Sie wandte sich wieder an Dustin Steel. »Ich werde immer in der Nähe sein, Dustin«, lächelte sie ihm zu. »Wann immer du mich brauchst, ich bin sofort für dich da.« Mit diesen Worten verließ sie das Arbeitszimmer und zog die Tür hinter sich kräftig ins Schloss.
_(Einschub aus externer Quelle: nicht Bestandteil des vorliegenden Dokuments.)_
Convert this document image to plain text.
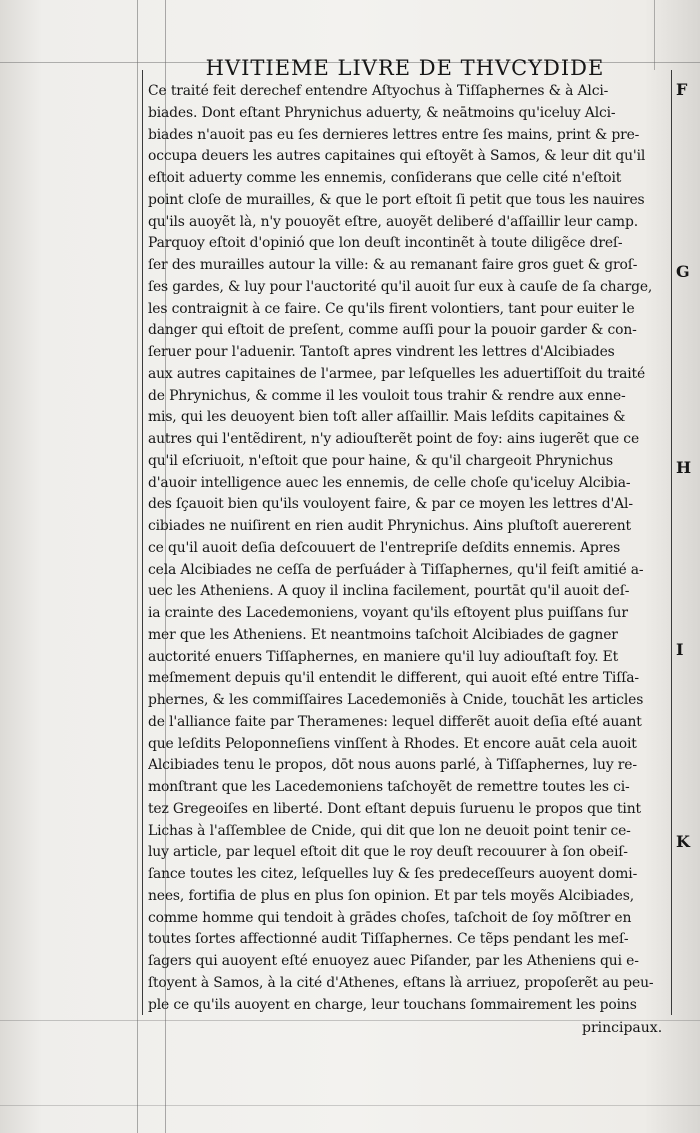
HVITIEME LIVRE DE THVCYDIDE

Ce traité feit derechef entendre Aſtyochus à Tiſſaphernes & à Alci-
biades. Dont eſtant Phrynichus aduerty, & neātmoins qu'iceluy Alci-
biades n'auoit pas eu ſes dernieres lettres entre ſes mains, print & pre-
occupa deuers les autres capitaines qui eſtoyẽt à Samos, & leur dit qu'il
eſtoit aduerty comme les ennemis, conſiderans que celle cité n'eſtoit
point cloſe de murailles, & que le port eſtoit ſi petit que tous les nauires
qu'ils auoyẽt là, n'y pouoyẽt eſtre, auoyẽt deliberé d'aſſaillir leur camp.
Parquoy eſtoit d'opinió que lon deuſt incontinẽt à toute diligẽce dreſ-
ſer des murailles autour la ville: & au remanant faire gros guet & groſ-
ſes gardes, & luy pour l'auctorité qu'il auoit ſur eux à cauſe de ſa charge,
les contraignit à ce faire. Ce qu'ils firent volontiers, tant pour euiter le
danger qui eſtoit de preſent, comme auſſi pour la pouoir garder & con-
ſeruer pour l'aduenir. Tantoſt apres vindrent les lettres d'Alcibiades
aux autres capitaines de l'armee, par leſquelles les aduertiſſoit du traité
de Phrynichus, & comme il les vouloit tous trahir & rendre aux enne-
mis, qui les deuoyent bien toſt aller aſſaillir. Mais leſdits capitaines &
autres qui l'entẽdirent, n'y adiouſterẽt point de foy: ains iugerẽt que ce
qu'il eſcriuoit, n'eſtoit que pour haine, & qu'il chargeoit Phrynichus
d'auoir intelligence auec les ennemis, de celle choſe qu'iceluy Alcibia-
des ſçauoit bien qu'ils vouloyent faire, & par ce moyen les lettres d'Al-
cibiades ne nuiſirent en rien audit Phrynichus. Ains pluſtoſt auererent
ce qu'il auoit deſia deſcouuert de l'entrepriſe deſdits ennemis. Apres
cela Alcibiades ne ceſſa de perſuáder à Tiſſaphernes, qu'il feiſt amitié a-
uec les Atheniens. A quoy il inclina facilement, pourtāt qu'il auoit deſ-
ia crainte des Lacedemoniens, voyant qu'ils eſtoyent plus puiſſans ſur
mer que les Atheniens. Et neantmoins taſchoit Alcibiades de gagner
auctorité enuers Tiſſaphernes, en maniere qu'il luy adiouſtaſt foy. Et
meſmement depuis qu'il entendit le different, qui auoit eſté entre Tiſſa-
phernes, & les commiſſaires Lacedemoniẽs à Cnide, touchāt les articles
de l'alliance faite par Theramenes: lequel differẽt auoit deſia eſté auant
que leſdits Peloponneſiens vinſſent à Rhodes. Et encore auāt cela auoit
Alcibiades tenu le propos, dōt nous auons parlé, à Tiſſaphernes, luy re-
monſtrant que les Lacedemoniens taſchoyẽt de remettre toutes les ci-
tez Gregeoiſes en liberté. Dont eſtant depuis ſuruenu le propos que tint
Lichas à l'aſſemblee de Cnide, qui dit que lon ne deuoit point tenir ce-
luy article, par lequel eſtoit dit que le roy deuſt recouurer à ſon obeiſ-
ſance toutes les citez, leſquelles luy & ſes predeceſſeurs auoyent domi-
nees, fortifia de plus en plus ſon opinion. Et par tels moyẽs Alcibiades,
comme homme qui tendoit à grādes choſes, taſchoit de ſoy mōſtrer en
toutes ſortes affectionné audit Tiſſaphernes. Ce tẽps pendant les meſ-
ſagers qui auoyent eſté enuoyez auec Piſander, par les Atheniens qui e-
ſtoyent à Samos, à la cité d'Athenes, eſtans là arriuez, propoſerẽt au peu-
ple ce qu'ils auoyent en charge, leur touchans ſommairement les poins

F
G
H
I
K
principaux.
Pontypool durchquerte mehrmal wortlos den Raum, machte kehrt und stoppte dann unmittelbar neben Steels Sessel. »Wollen Sie mir ernsthaft weismachen«, sagte er betont langsam, »dass Sie die junge Frau nicht erkennen, die Ihnen erst vor wenigen Stunden einen Heiratsantrag gemacht hat?«
Steel sah zu ihm auf. Um seinen Mund zuckte es leicht und im grellen Licht der Leselampe zeigten sich kleine glitzernde Schweißperlen auf seiner Stirn.
***
2
Die Bewohner des Dorfes Barking, bekannt für das im Jahr 666 erbaute Doppelkloster, nordöstlich von London gelegen, waren an diesem Morgen bereits besonders früh auf den Beinen. Die Nachricht hatte sich wie ein Waldbrand in einer Trockenperiode mit rasanter Gschwindigkeit verbreitet. Es gab wohl niemanden, der noch nicht davon gehört hatte, dass Cameron Whiteman ermordet worden war – und es gab dazu inzwischen so viele Theorien wie eifrige Klatschtanten. Die einen sahen den Mörder in dem Fremden, der sich Dustin Steel nannte und den ganzen Sommer in der kleinen Hütte auf Whitemans Grund und Boden gelebt hatte. Für andere war Joseph der Mörder. Ihrer Ansicht nach hatte der Sohn seinen Vater in einen Anfall volltrunkener Wut getötet. Für einige war es Warren, der Schwiegersohn des ehemaligen Politikers und lokale Zeitungsredakteur, der den Mord begangen hatte. Schließlich wusste jeder um dessen ewigen Streit, betreffs der hohen Schulden von Warren Nicholson. Aber auch Bridget Whiteman blieb nicht verschont. Von ihr glaubten viele zu wissen, dass sie hitzköpfig und zudem leichtsinnig sei. Sogar Alexandra, Whitemans zweite Frau, wurde in den Ring um die Täterschaft geworfen – eine Frau, die in Barking jeder für völlig fehl am Platz empfand. Nicht zuletzt gab es noch Lorraine Nicholson, die ältere Tochter des Abgeordneten. Selbst über sie wurden Spekulationen angestellt. Wenn Cameron Whiteman beschlossen hätte, seine großzügige Haltung gegenüber ihrem ›ineffektiven‹ Ehemann Warren aufzugeben, flüsterte man hinter vorgehaltener Hand, war eine Frau durchaus in der Lage um ihres Mannes Willen zu töten. Am Ende gab es noch die Theorie von einem dahergelaufenen Tramp. Aber alle Annahmen wurden aus dem Nichts aufgebaut, weil niemand außer James Pontypool, dem Kronanwalt, irgendwelche Fakten oder Details kannte, und dieser um sieben Uhr morgens noch keine öffentliche Erklärung abgegeben hatte.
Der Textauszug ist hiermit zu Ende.